Qualifizierung der Arbeitskräfte steigt - Produktivität nicht

Trotz der wachsenden "Akademisierung" der Arbeitsmärkte in Deutschland und anderen entwickelten Ländern geht das Wachstum der Produktivität zurück. In den 70er Jahren lag das Produktivitätswachstum pro Jahr noch bei fast vier Prozent, in den letzten acht Jahren hingegen betrug es weniger als ein Prozent. In 2018 und 2019 stagniert die Produktion, was allerdings nicht allein durch den sektoralen Wandel zu erklären ist. Das zeigt eine Studie des DIW Berlin. Die wachsende Bürokratisierung könnte zu den Rückgängen beitragen. Der Rückgang des Produktivitätswachstum wird von einem Plus an Tätigkeiten in leitenden Positionen und im Management begleitet, zudem besteht ein Zusammenhang mit der Anwendung von Gesetzen und Vorschriften.

Qualifikationsplus hätte Produktivitätswachstum anregen müssen
Bezüglich der Qualifikation der Erwerbstätigen gibt es zwei Entwicklungen, die das Produktivitätswachstum eigentlich hätte anregen sollen. Erstens gibt es immer mehr Erwerbstätige mit Hochschulabschluss. Der Anteil der Arbeitszeit, die auf Jobs, bei denen ein Hochschulabschluss Voraussetzung ist, entfällt, ist von etwa zehn Prozent in 1984 auf knapp 30 Prozent in 2017 gestiegen. Zweitens geht das Arbeitsvolumen von Jobs ohne Qualifikationsvoraussetzung zurück, von knapp 40 Prozent in 1984 auf rund 20 Prozent in den letzten Jahren.

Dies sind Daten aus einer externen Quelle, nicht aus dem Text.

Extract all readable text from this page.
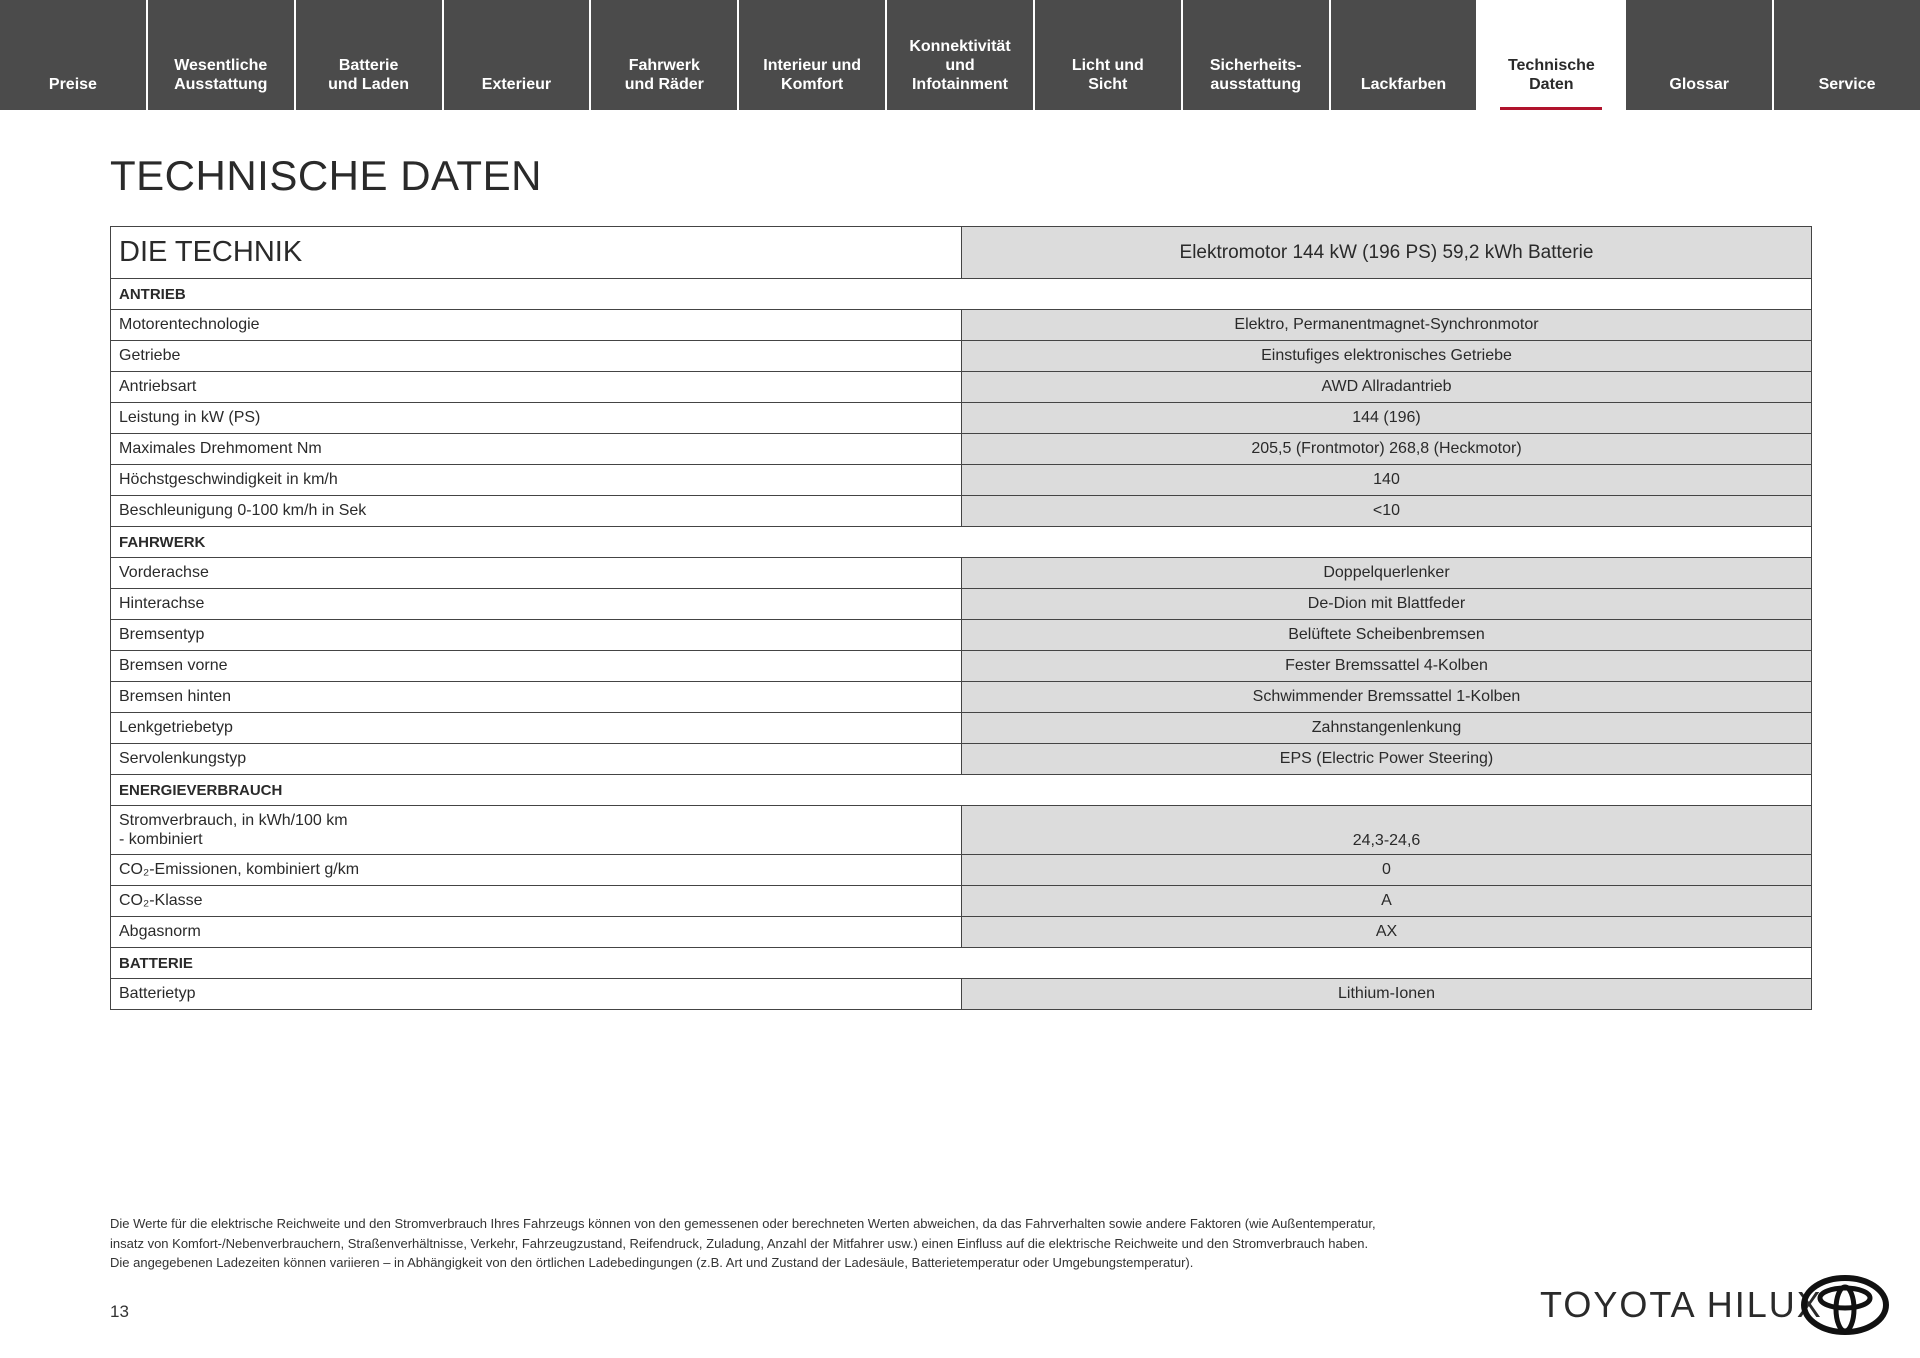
Preise
Wesentliche
Ausstattung
Batterie
und Laden	Exterieur
Fahrwerk
und Räder
Interieur und
Komfort
Konnektivität
und
Infotainment
Licht und
Sicht
Sicherheits-
ausstattung	Lackfarben
Technische
Daten	Glossar	Service
TECHNISCHE DATEN
DIE TECHNIK	Elektromotor 144 kW (196 PS) 59,2 kWh Batterie
ANTRIEB	
Motorentechnologie	Elektro, Permanentmagnet-Synchronmotor
Getriebe	Einstufiges elektronisches Getriebe
Antriebsart	AWD Allradantrieb
Leistung in kW (PS)	144 (196)
Maximales Drehmoment Nm	205,5 (Frontmotor) 268,8 (Heckmotor)
Höchstgeschwindigkeit in km/h	140
Beschleunigung 0-100 km/h in Sek	<10
FAHRWERK	
Vorderachse	Doppelquerlenker
Hinterachse	De-Dion mit Blattfeder
Bremsentyp	Belüftete Scheibenbremsen
Bremsen vorne	Fester Bremssattel 4-Kolben
Bremsen hinten	Schwimmender Bremssattel 1-Kolben
Lenkgetriebetyp	Zahnstangenlenkung
Servolenkungstyp	EPS (Electric Power Steering)
ENERGIEVERBRAUCH	
Stromverbrauch, in kWh/100 km
- kombiniert	24,3-24,6
CO₂-Emissionen, kombiniert g/km	0
CO₂-Klasse	A
Abgasnorm	AX
BATTERIE	
Batterietyp	Lithium-Ionen

Die Werte für die elektrische Reichweite und den Stromverbrauch Ihres Fahrzeugs können von den gemessenen oder berechneten Werten abweichen, da das Fahrverhalten sowie andere Faktoren (wie Außentemperatur,

insatz von Komfort-/Nebenverbrauchern, Straßenverhältnisse, Verkehr, Fahrzeugzustand, Reifendruck, Zuladung, Anzahl der Mitfahrer usw.) einen Einfluss auf die elektrische Reichweite und den Stromverbrauch haben.

Die angegebenen Ladezeiten können variieren – in Abhängigkeit von den örtlichen Ladebedingungen (z.B. Art und Zustand der Ladesäule, Batterietemperatur oder Umgebungstemperatur).

13	TOYOTA HILUX
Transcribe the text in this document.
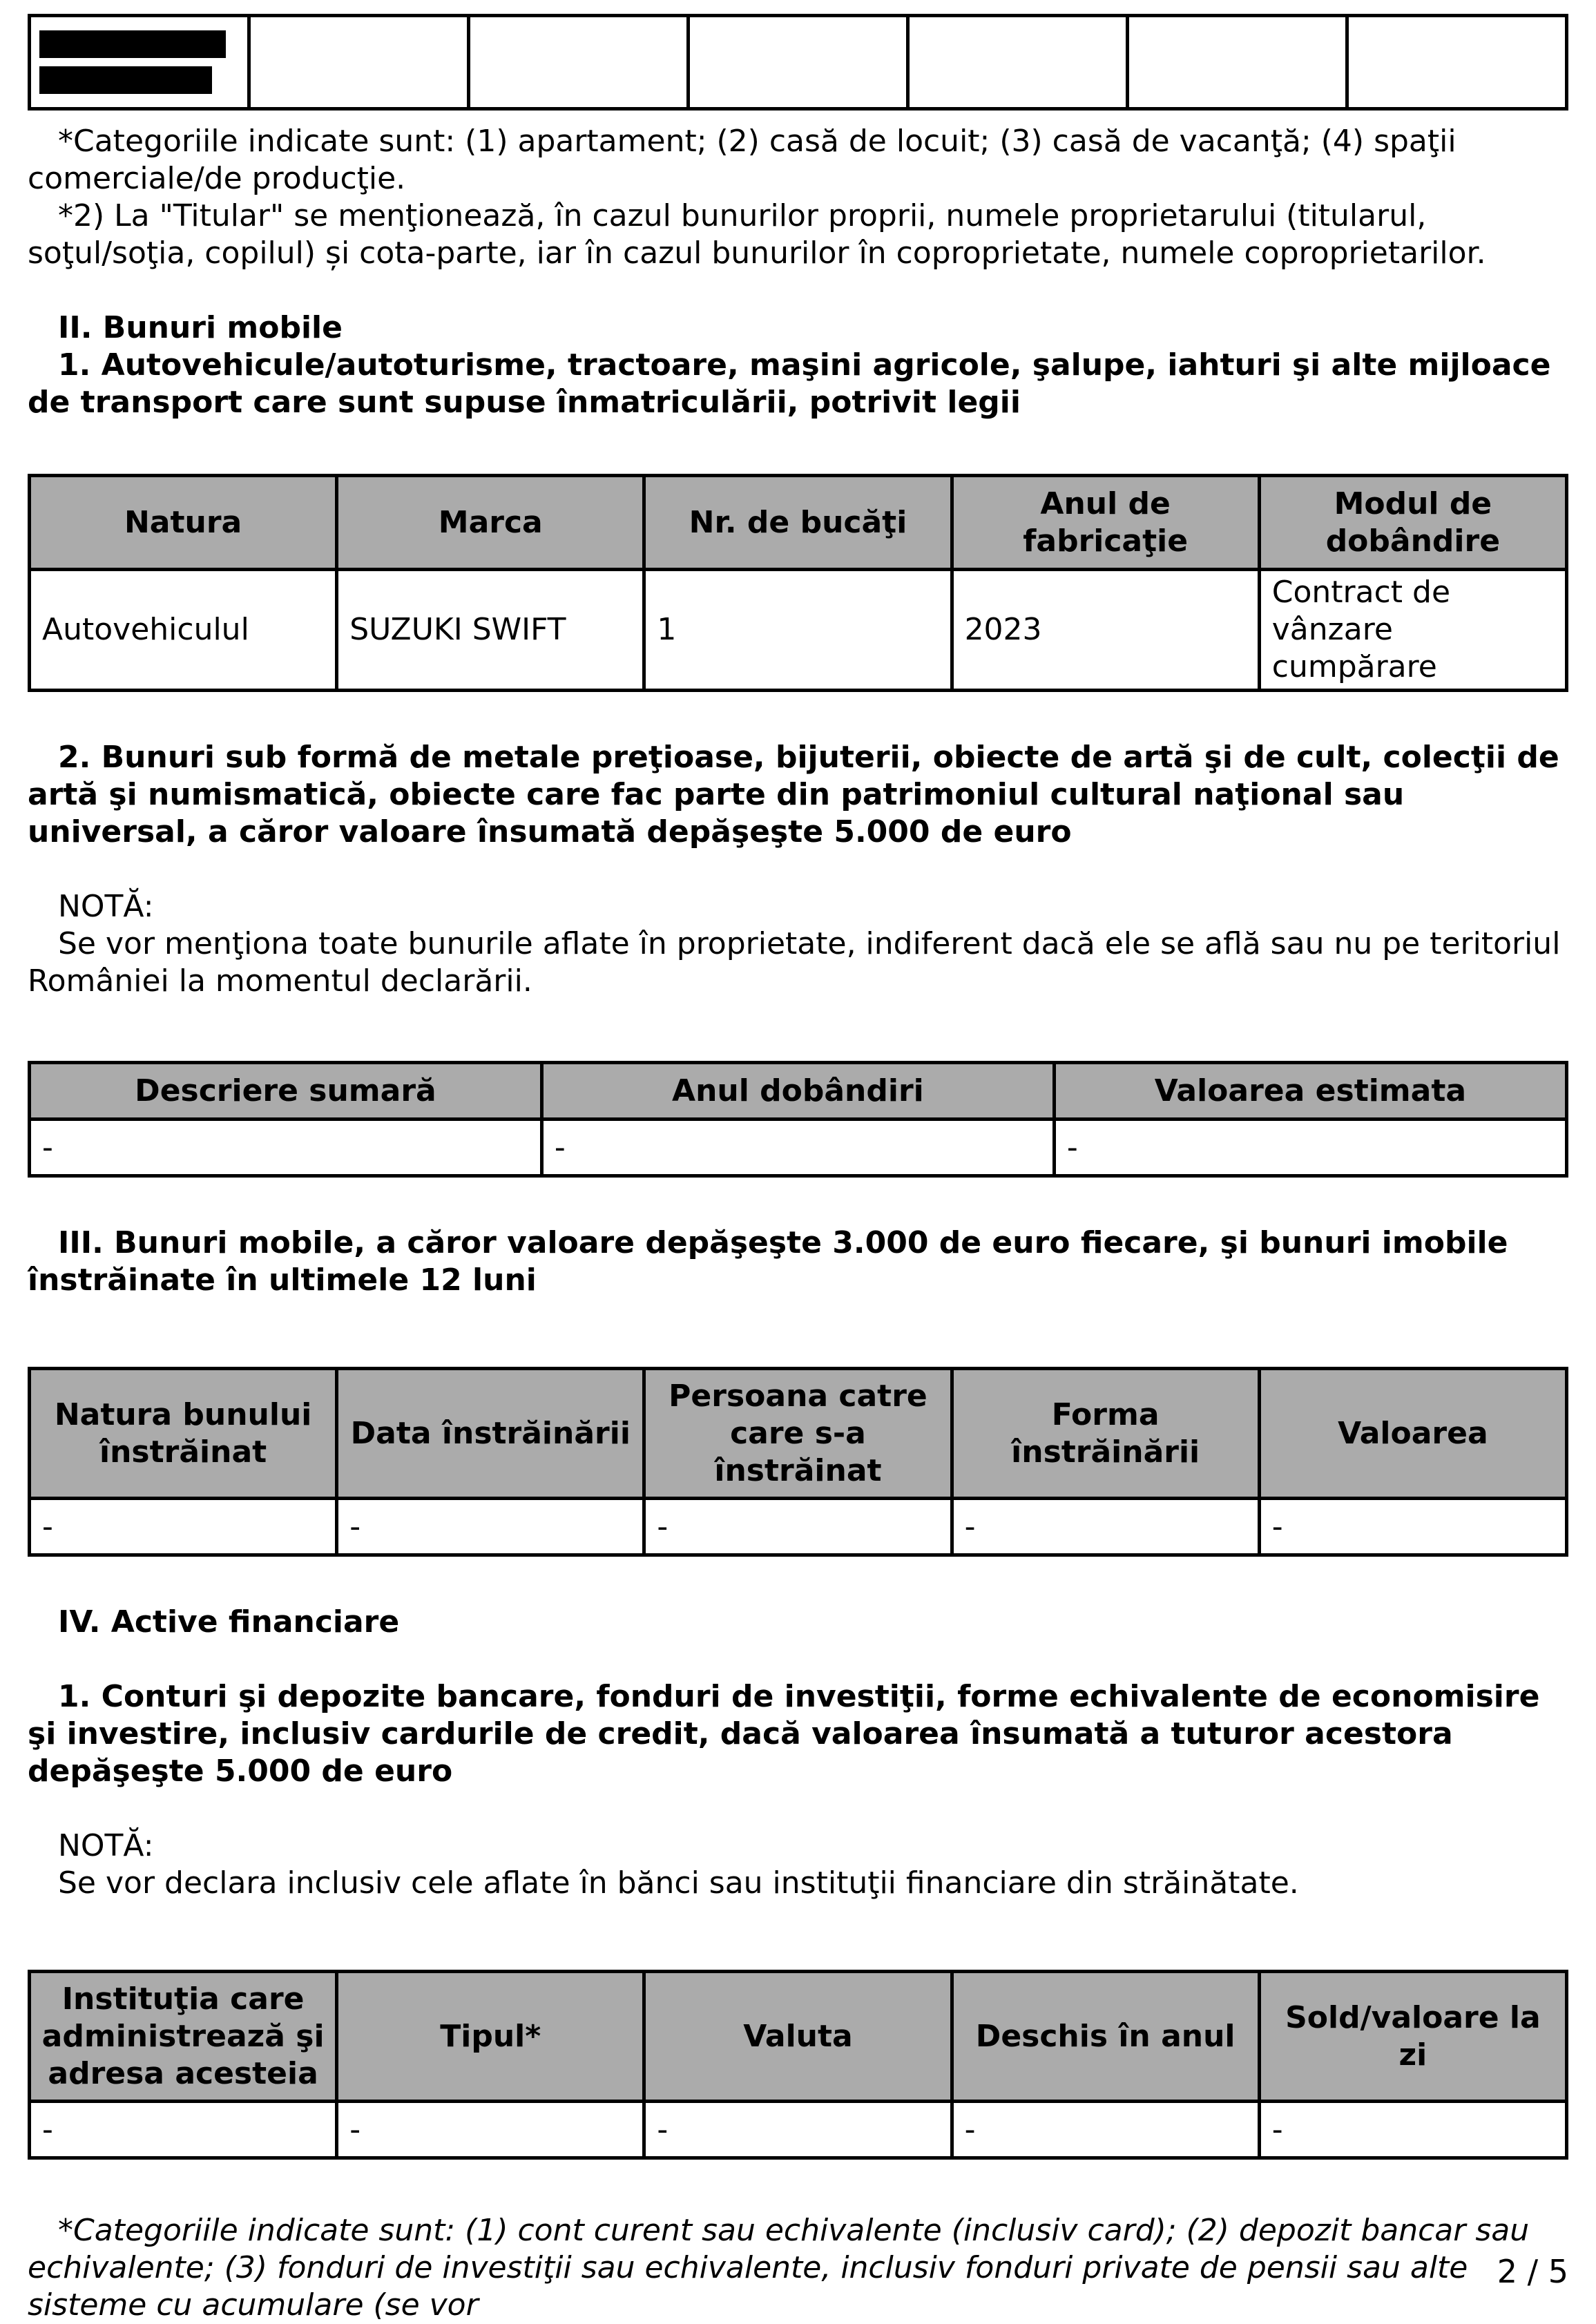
*Categoriile indicate sunt: (1) apartament; (2) casă de locuit; (3) casă de vacanţă; (4) spaţii comerciale/de producţie.

*2) La "Titular" se menţionează, în cazul bunurilor proprii, numele proprietarului (titularul, soţul/soţia, copilul) și cota-parte, iar în cazul bunurilor în coproprietate, numele coproprietarilor.

II. Bunuri mobile

1. Autovehicule/autoturisme, tractoare, maşini agricole, şalupe, iahturi şi alte mijloace de transport care sunt supuse înmatriculării, potrivit legii

Natura	Marca	Nr. de bucăţi	Anul de fabricaţie	Modul de dobândire
Autovehiculul	SUZUKI SWIFT	1	2023	Contract de vânzare cumpărare

2. Bunuri sub formă de metale preţioase, bijuterii, obiecte de artă şi de cult, colecţii de artă şi numismatică, obiecte care fac parte din patrimoniul cultural naţional sau universal, a căror valoare însumată depăşeşte 5.000 de euro

NOTĂ:

Se vor menţiona toate bunurile aflate în proprietate, indiferent dacă ele se află sau nu pe teritoriul României la momentul declarării.

Descriere sumară	Anul dobândiri	Valoarea estimata
-	-	-

III. Bunuri mobile, a căror valoare depăşeşte 3.000 de euro fiecare, şi bunuri imobile înstrăinate în ultimele 12 luni

Natura bunului înstrăinat	Data înstrăinării	Persoana catre care s-a înstrăinat	Forma înstrăinării	Valoarea
-	-	-	-	-

IV. Active financiare

1. Conturi şi depozite bancare, fonduri de investiţii, forme echivalente de economisire şi investire, inclusiv cardurile de credit, dacă valoarea însumată a tuturor acestora depăşeşte 5.000 de euro

NOTĂ:

Se vor declara inclusiv cele aflate în bănci sau instituţii financiare din străinătate.

Instituţia care administrează şi adresa acesteia	Tipul*	Valuta	Deschis în anul	Sold/valoare la zi
-	-	-	-	-

*Categoriile indicate sunt: (1) cont curent sau echivalente (inclusiv card); (2) depozit bancar sau echivalente; (3) fonduri de investiţii sau echivalente, inclusiv fonduri private de pensii sau alte sisteme cu acumulare (se vor

2 / 5
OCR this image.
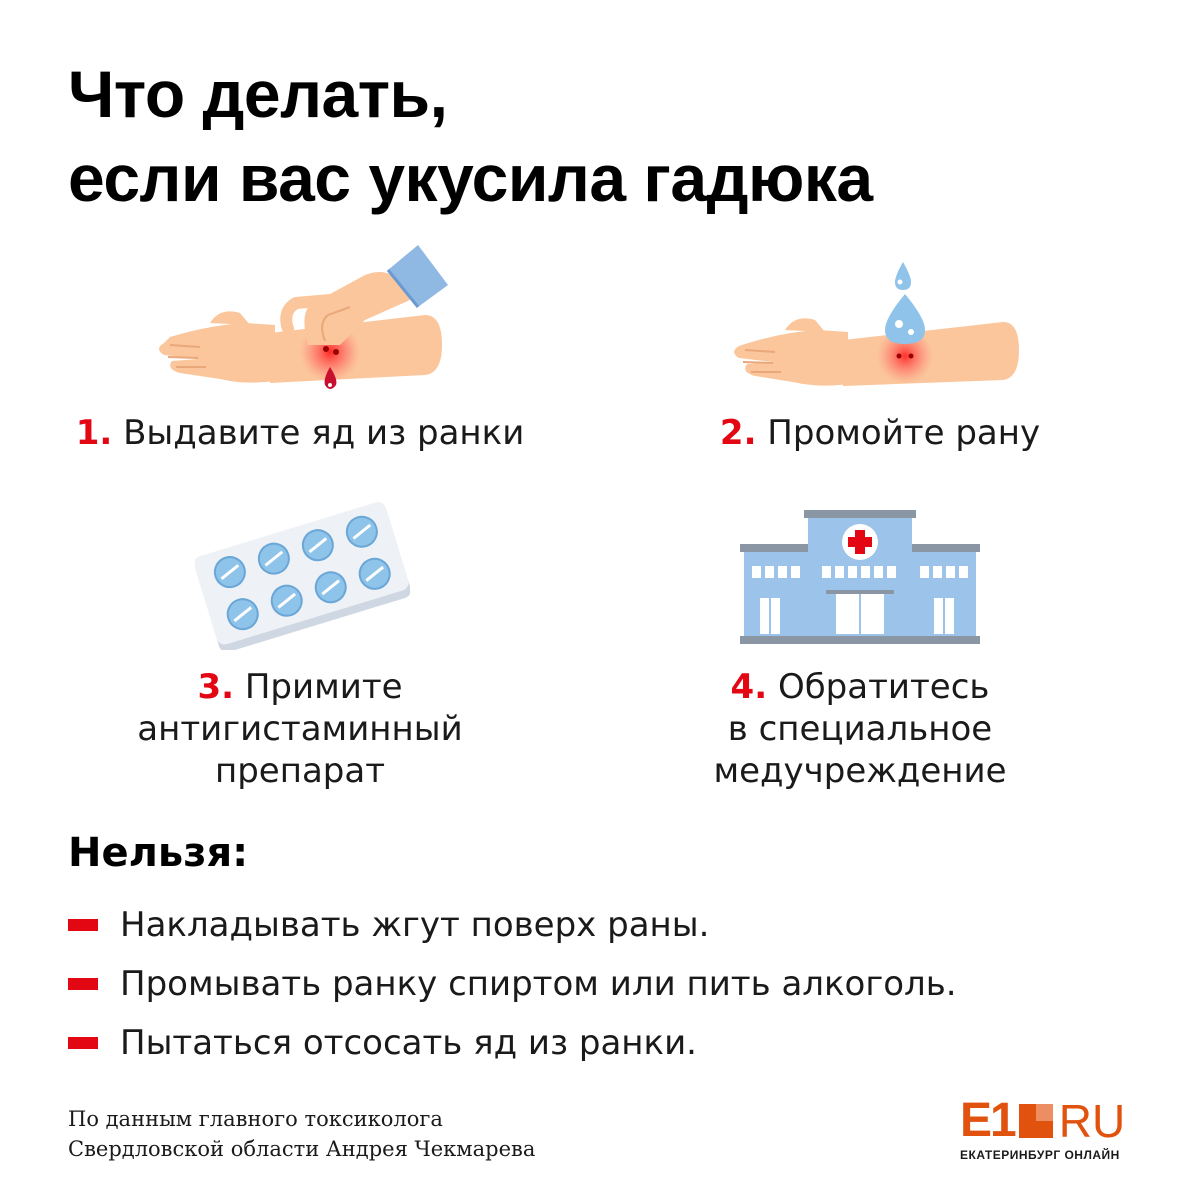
Что делать,
если вас укусила гадюка
1. Выдавите яд из ранки	2. Промойте рану
3. Примите
антигистаминный
препарат
4. Обратитесь
в специальное
медучреждение
Нельзя:
Накладывать жгут поверх раны.
Промывать ранку спиртом или пить алкоголь.
Пытаться отсосать яд из ранки.
По данным главного токсиколога
Свердловской области Андрея Чекмарева
E1 RU
ЕКАТЕРИНБУРГ ОНЛАЙН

Sektoraler Wandel hat nur geringen negativen Einfluss auf Produktivitätswachstum
Als Grund für das rückläufige Produktivitätswachstum wird oft der sektorale Wandel (Verschiebung von Produktion in den Dienstleistungssektor) genannt. Das überproportionale Wachstum des Dienstleistungssektors hat das Produktivitätswachstum tatsächlich gebremst, aber nur um 0,2 Prozent.

Wachsende Bürokratisierung als ein Grund für gehemmtes Produktivitätswachstum
Ein Grund für das schwächere Wachstum sind für Studienautor Karl Brenke die zunehmenden bürokratischen Vorgaben und Prozesse, die mehr Arbeitsaufwand verursachen, aber keinen Bezug zur eigentlichen Wertschöpfung haben. Die wachsende Bürokratisierung ist einerseits auf den Staat, etwa mittels Auflagen für die Kooperation mit öffentlichen Auftraggebern, und andererseits auf die Unternehmen, z. B. wenn diese neue Funktionen schaffen, zurückzuführen. Der Mikrozensus zeigt, dass sich die Beschäftigungsstruktur verändert hat. Mit sinkendem Produktivitätswachstum stieg der Anteil der bürokratischen Tätigkeiten. Das trifft auch auf Branchen mit hoher Produktivität zu. Im verarbeitenden Gewerbe hatten hochqualifizierte Verwaltungsberufe 1996 einen Anteil von 0,6 Prozent, in 2016 lag er schon bei 3,1 Prozent. Und auch bei den Führungstätigkeiten gab es ein Plus. Allerdings ist nicht klar, welchen Einfluss dieser Wandel auf den Arbeitsalltag anderer Beschäftigter hat. Für den Beweis und die Messung des möglichen Zusammenhangs wären Umfragen nötig, damit genau erfasst wird, wie die Arbeitszeit nach Aufgabentypen genutzt wird.